Eutanasia e biotestamento: mors mea… vita mea?

Eutanasia e biotestamento mors mea… vita mea

Da Piergiorgio Welby a Kristina Hodgetts. L’eutanasia raccontata dalle associazioni e da punti di vista opposti.

“Ti hanno affidato la loro vita e tu gliela prendi”.

Si potrebbe racchiudere in queste poche parole una riflessione tanto ampia come quella sull’ eutanasia. E con queste stesse parole potremmo partire per raccontare la storia di Kristina Hodgetts, un’infermiera divenuta una fiera oppositrice dell’ eutanasia, dopo aver assistito e aver, per parecchio tempo, “preso le vite” di molti pazienti attraverso la sospensione dell’idratazione.

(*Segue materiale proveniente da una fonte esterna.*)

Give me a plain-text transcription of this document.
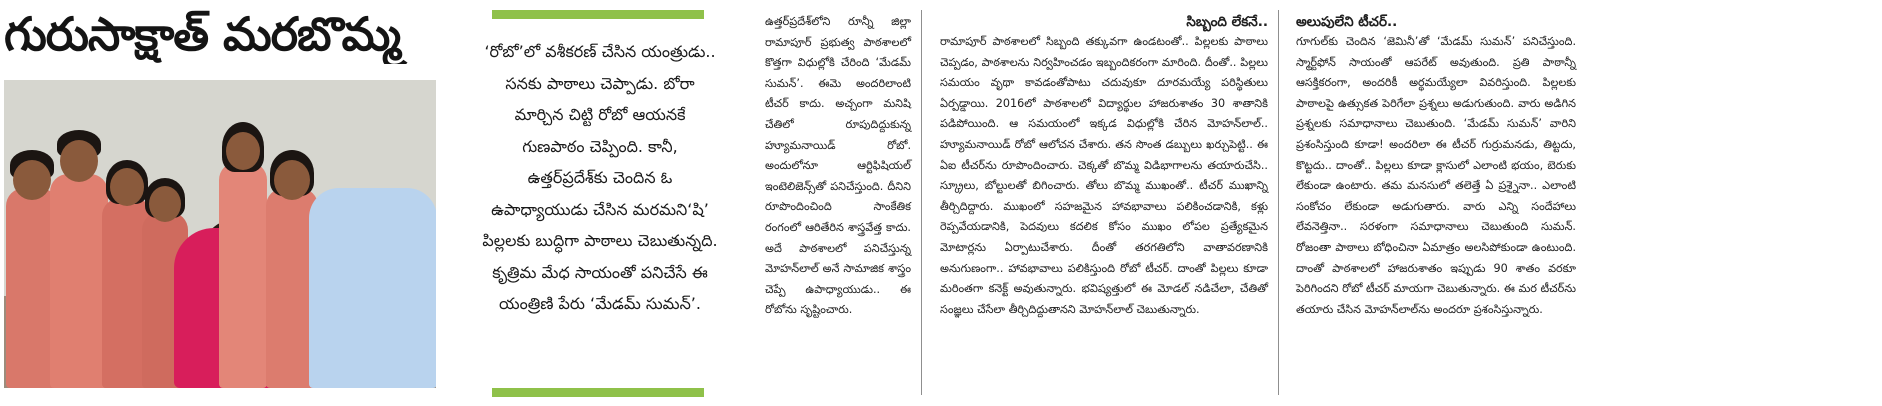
గురుసాక్షాత్ మరబొమ్మ	‘రోబో’లో వశీకరణ్ చేసిన యంత్రుడు.. సనకు పాఠాలు చెప్పాడు. బోరా మార్చిన చిట్టి రోబో ఆయనకే గుణపాఠం చెప్పింది. కానీ, ఉత్తర్‌ప్రదేశ్‌కు చెందిన ఓ ఉపాధ్యాయుడు చేసిన మరమని‘షి’ పిల్లలకు బుద్ధిగా పాఠాలు చెబుతున్నది. కృత్రిమ మేధ సాయంతో పనిచేసే ఈ యంత్రిణి పేరు ‘మేడమ్ సుమన్’.

ఉత్తర్‌ప్రదేశ్‌లోని రూన్నీ జిల్లా రామాపూర్ ప్రభుత్వ పాఠశాలలో కొత్తగా విధుల్లోకి చేరింది ‘మేడమ్ సుమన్’. ఈమె అందరిలాంటి టీచర్ కాదు. అచ్చంగా మనిషి చేతిలో రూపుదిద్దుకున్న హ్యూమనాయిడ్ రోబో. అందులోనూ ఆర్టిఫిషియల్ ఇంటెలిజెన్స్‌తో పనిచేస్తుంది. దీనిని రూపొందించింది సాంకేతిక రంగంలో ఆరితేరిన శాస్త్రవేత్త కాదు. అదే పాఠశాలలో పనిచేస్తున్న మోహన్‌లాల్ అనే సామాజిక శాస్త్రం చెప్పే ఉపాధ్యాయుడు.. ఈ రోబోను సృష్టించారు.

సిబ్బంది లేకనే..

రామాపూర్ పాఠశాలలో సిబ్బంది తక్కువగా ఉండటంతో.. పిల్లలకు పాఠాలు చెప్పడం, పాఠశాలను నిర్వహించడం ఇబ్బందికరంగా మారింది. దీంతో.. పిల్లలు సమయం వృథా కావడంతోపాటు చదువుకూ దూరమయ్యే పరిస్థితులు ఏర్పడ్డాయి. 2016లో పాఠశాలలో విద్యార్థుల హాజరుశాతం 30 శాతానికి పడిపోయింది. ఆ సమయంలో ఇక్కడ విధుల్లోకి చేరిన మోహన్‌లాల్.. హ్యూమనాయిడ్ రోబో ఆలోచన చేశారు. తన సొంత డబ్బులు ఖర్చుపెట్టి.. ఈ ఏఐ టీచర్‌ను రూపొందించారు. చెక్కతో బొమ్మ విడిభాగాలను తయారుచేసి.. స్క్రూలు, బోల్టులతో బిగించారు. తోలు బొమ్మ ముఖంతో.. టీచర్ ముఖాన్ని తీర్చిదిద్దారు. ముఖంలో సహజమైన హావభావాలు పలికించడానికి, కళ్లు రెప్పవేయడానికి, పెదవులు కదలిక కోసం ముఖం లోపల ప్రత్యేకమైన మోటార్లను ఏర్పాటుచేశారు. దీంతో తరగతిలోని వాతావరణానికి అనుగుణంగా.. హావభావాలు పలికిస్తుంది రోబో టీచర్. దాంతో పిల్లలు కూడా మరింతగా కనెక్ట్ అవుతున్నారు. భవిష్యత్తులో ఈ మోడల్ నడిచేలా, చేతితో సంజ్ఞలు చేసేలా తీర్చిదిద్దుతానని మోహన్‌లాల్ చెబుతున్నారు.

అలుపులేని టీచర్..

గూగుల్‌కు చెందిన ‘జెమినీ’తో ‘మేడమ్ సుమన్’ పనిచేస్తుంది. స్మార్ట్‌ఫోన్ సాయంతో ఆపరేట్ అవుతుంది. ప్రతి పాఠాన్నీ ఆసక్తికరంగా, అందరికీ అర్థమయ్యేలా వివరిస్తుంది. పిల్లలకు పాఠాలపై ఉత్సుకత పెరిగేలా ప్రశ్నలు అడుగుతుంది. వారు అడిగిన ప్రశ్నలకు సమాధానాలు చెబుతుంది. ‘మేడమ్ సుమన్’ వారిని ప్రశంసిస్తుంది కూడా! అందరిలా ఈ టీచర్ గుర్రుమనడు, తిట్టదు, కొట్టదు.. దాంతో.. పిల్లలు కూడా క్లాసులో ఎలాంటి భయం, బెరుకు లేకుండా ఉంటారు. తమ మనసులో తలెత్తే ఏ ప్రశ్నైనా.. ఎలాంటి సంకోచం లేకుండా అడుగుతారు. వారు ఎన్ని సందేహాలు లేవనెత్తినా.. సరళంగా సమాధానాలు చెబుతుంది సుమన్. రోజంతా పాఠాలు బోధించినా ఏమాత్రం అలసిపోకుండా ఉంటుంది. దాంతో పాఠశాలలో హాజరుశాతం ఇప్పుడు 90 శాతం వరకూ పెరిగిందని రోబో టీచర్ మాయగా చెబుతున్నారు. ఈ మర టీచర్‌ను తయారు చేసిన మోహన్‌లాల్‌ను అందరూ ప్రశంసిస్తున్నారు.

Si potrebbe, perché queste poche parole sono forti e decise ma allo stesso tempo ambigue e portatrici di significati nascosti. Così come enigmatico e nebuloso è ancora il dibattito sulle DAT, sul fine vita, sull’ eutanasia.

Le dat

Approdato in Parlamento dopo un lungo dibattito, particolarmente acceso anche al di fuori da Montecitorio e Palazzo Madama, il ddl sulle Dichiarazioni Anticipate di Trattamento ha creato da subito lo scompiglio che ci si aspettava. È giusto rendere legale una “cultura della morte”? Fa parte delle libertà individuali, al contrario, scegliere di porre fine alla vita se non la si considera più tale? Le risposte, come ogni tema etico che si rispetti, rimangono ancora avvolte dalla foschia della coscienza; ma anche fortemente influenzate dalla sensibilità e da un’analisi talvolta effettuata sulla base di esperienze o emozioni del soggetto che indaga il tema.

E tu.. da che parte stai?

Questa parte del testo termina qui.